Of course, you don’t need to bring a smartphone with you to drive your Slate; leave it at home, and you’re as untraceable as someone riding around in a Toyota SR5 in 1985. Well, apart from all the automated license plate reading cameras out there, obviously.
Unless the Slate Truck reveals a vast and previously untapped preference for unconnected cars among car buyers, I’m not sure the rest of the industry will rush to follow Slate’s example.
The connected services integrated into cheap Chinese cars are frequently highlighted as a key reason those vehicles are so much better than anything anyone can buy in the US, according to their boosters. Indeed, those connected services and their possible links to the Chinese state were scary enough to US lawmakers to drum up bipartisan support for new regulations that bar their import, absent an authorization from the Department of Commerce. Meanwhile, surveys indicate that US car buyers are aware of the concerns but don’t care.
In Europe, all cars have been required since 2018 to include an embedded modem capable of calling emergency services. But the European Union also has far more robust data protection laws than the US, treating data gathered by a connected car as personal and thus covered.
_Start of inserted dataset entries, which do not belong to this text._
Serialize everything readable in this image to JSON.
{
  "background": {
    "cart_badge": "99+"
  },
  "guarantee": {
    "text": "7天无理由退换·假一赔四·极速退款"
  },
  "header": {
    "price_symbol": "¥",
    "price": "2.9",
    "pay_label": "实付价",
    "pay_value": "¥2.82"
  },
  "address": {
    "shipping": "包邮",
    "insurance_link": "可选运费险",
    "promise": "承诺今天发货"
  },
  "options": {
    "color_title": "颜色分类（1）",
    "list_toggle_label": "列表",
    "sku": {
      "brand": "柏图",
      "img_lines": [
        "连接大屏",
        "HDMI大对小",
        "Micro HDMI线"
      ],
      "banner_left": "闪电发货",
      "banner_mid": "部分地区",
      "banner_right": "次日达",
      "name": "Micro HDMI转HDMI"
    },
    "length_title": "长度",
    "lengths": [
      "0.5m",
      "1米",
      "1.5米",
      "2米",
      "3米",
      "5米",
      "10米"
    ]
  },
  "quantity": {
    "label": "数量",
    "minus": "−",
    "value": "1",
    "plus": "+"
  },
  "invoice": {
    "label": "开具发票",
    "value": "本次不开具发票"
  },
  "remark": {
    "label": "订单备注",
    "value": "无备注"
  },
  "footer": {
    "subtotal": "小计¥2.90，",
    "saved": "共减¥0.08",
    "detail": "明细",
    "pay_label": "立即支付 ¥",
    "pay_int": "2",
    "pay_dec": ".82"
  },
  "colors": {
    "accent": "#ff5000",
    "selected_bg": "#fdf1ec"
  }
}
In the US, though, automakers collect customer data, and often with very poor digital security, as the Mozilla Foundation detailed in 2023. And some OEMs have very much viewed that data as an extra revenue stream. In 2024, after General Motors was caught selling driver data, often without those drivers’ clear consent, the Federal Trade Commission warned the industry that OEMs “do not have the free license to monetize people’s information beyond purposes needed to provide their requested product or service,” though whether that policy remained in effect after January 2025 remains unclear.